Vers 1820, Michel Casseux, dit « le Pisseux », ouvre à la Courtille la première salle de savate parisienne et recense dans un traité les manières de se battre : c'est le premier à organiser la pratique.
La codification : Lecour et les Charlemont
Après une défaite face au boxeur anglais Owen Swift, Charles Lecour étudie la boxe anglaise et, vers 1832, fond ensemble les coups de pied de la savate et les coups de poing de la boxe : il crée la boxe française. C'est le geste fondateur : combiner pieds et poings dans une même méthode.
Joseph Charlemont, puis son fils Charles, poussent la codification plus loin. En 1877, Joseph publie le premier traité de la boxe française qui fixe les coups et les attitudes. En 1899, le combat que Charles Charlemont remporte contre le champion Driscoll — le « Combat du Siècle » — assure la renommée de la discipline.
« Désencanailler » : du mot qui fait peur au sport respectable
Le mot « savate » fait peur : dès 1854 il est proscrit du vocabulaire officiel et remplacé par « boxe française », dont la consonance sportive rend la pratique avouable. En se codifiant et en changeant de public — des ouvriers vers la bourgeoisie et l'armée (méthode militaire dès 1894) — la discipline gomme progressivement sa violence originelle.
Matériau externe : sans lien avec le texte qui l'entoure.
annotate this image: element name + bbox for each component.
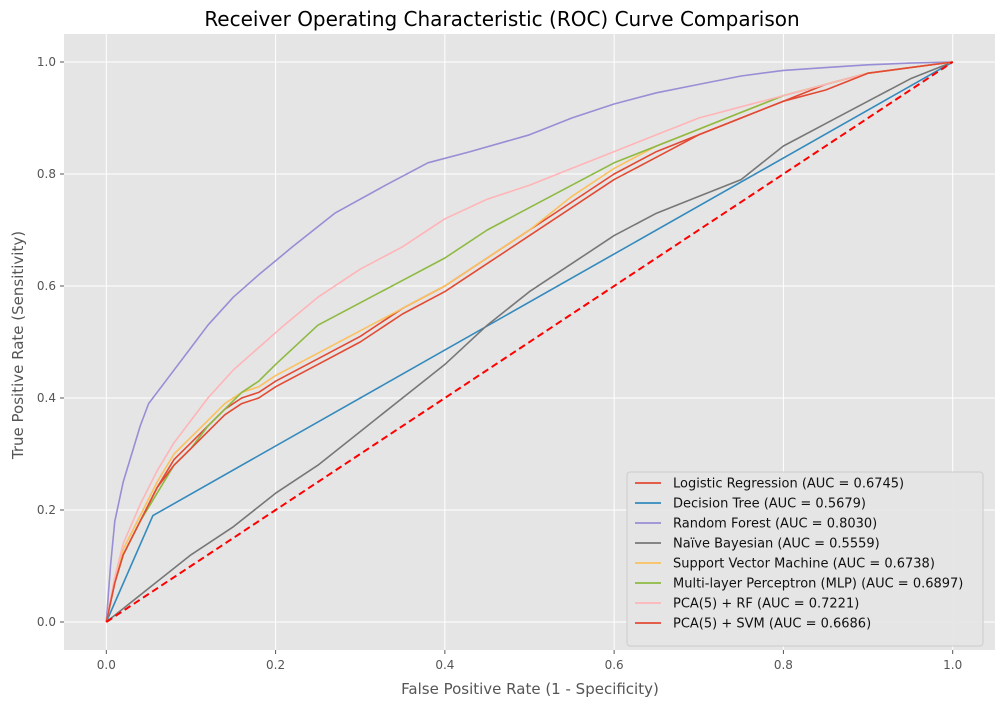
series-lines	[105, 61, 954, 623]
legend-entry: Multi-layer Perceptron (MLP) (AUC = 0.68…	[673, 577, 963, 592]
x-tick-label: 0.2	[266, 658, 285, 672]
x-tick-label: 0.0	[97, 658, 116, 672]
x-axis-label: False Positive Rate (1 - Specificity)	[401, 680, 659, 698]
series-line-7	[105, 61, 953, 623]
y-tick-label: 0.4	[37, 391, 56, 405]
chart-title: Receiver Operating Characteristic (ROC) …	[204, 7, 799, 31]
reference-line	[105, 61, 954, 623]
legend-box	[626, 471, 984, 647]
legend: Logistic Regression (AUC = 0.6745) Decisi…	[626, 471, 984, 647]
legend-entry: Support Vector Machine (AUC = 0.6738)	[673, 557, 935, 572]
x-tick-label: 1.0	[943, 658, 962, 672]
y-ticks: 0.0 0.2 0.4 0.6 0.8 1.0	[37, 55, 64, 629]
legend-entry: Decision Tree (AUC = 0.5679)	[673, 497, 866, 512]
reference-line-group	[105, 61, 954, 623]
y-axis-label: True Positive Rate (Sensitivity)	[9, 231, 27, 460]
y-tick-label: 0.2	[37, 503, 56, 517]
series-line-3	[105, 61, 953, 623]
series-line-2	[105, 61, 954, 623]
x-tick-label: 0.8	[774, 658, 793, 672]
legend-entry: PCA(5) + RF (AUC = 0.7221)	[673, 597, 859, 612]
legend-entry: PCA(5) + SVM (AUC = 0.6686)	[673, 617, 871, 632]
y-tick-label: 0.6	[37, 279, 56, 293]
x-tick-label: 0.4	[435, 658, 454, 672]
x-tick-label: 0.6	[605, 658, 624, 672]
legend-entry: Logistic Regression (AUC = 0.6745)	[673, 477, 904, 492]
y-tick-label: 0.0	[37, 615, 56, 629]
legend-entry: Naïve Bayesian (AUC = 0.5559)	[673, 537, 880, 552]
x-ticks: 0.0 0.2 0.4 0.6 0.8 1.0	[97, 650, 962, 672]
series-line-6	[105, 61, 953, 623]
y-tick-label: 1.0	[37, 55, 56, 69]
series-line-8	[105, 61, 953, 623]
legend-entry: Random Forest (AUC = 0.8030)	[673, 517, 877, 532]
series-line-4	[105, 61, 953, 623]
y-tick-label: 0.8	[37, 167, 56, 181]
On ne cherche plus à abattre l'adversaire mais à le toucher : la boxe française se rapproche d'une escrime.
Déclin puis renaissance
Le succès de la boxe anglaise professionnelle, puis la Première Guerre mondiale, font presque disparaître la discipline. Pierre Baruzy (onze fois champion de France) maintient la flamme dans l'entre-deux-guerres. La renaissance véritable date de 1965 avec la création du Comité national de boxe française (CNBF), sous l'impulsion de Baruzy et de quelques passionnés. En 2000, la fédération adopte l'appellation actuelle : Savate boxe française. En 2015, la discipline est reconnue au Patrimoine culturel immatériel.
À retenir
- La savate naît comme escrime des rues, garde basse, socialement marquée.
- Charles Lecour (v. 1832) fond pieds et poings : il crée la boxe française.
- Les Charlemont codifient ; « savate » devient « boxe française » dès 1854 pour rendre la pratique respectable.
- 1965 (CNBF) marque la renaissance ; 2000, l'appellation « Savate boxe française ».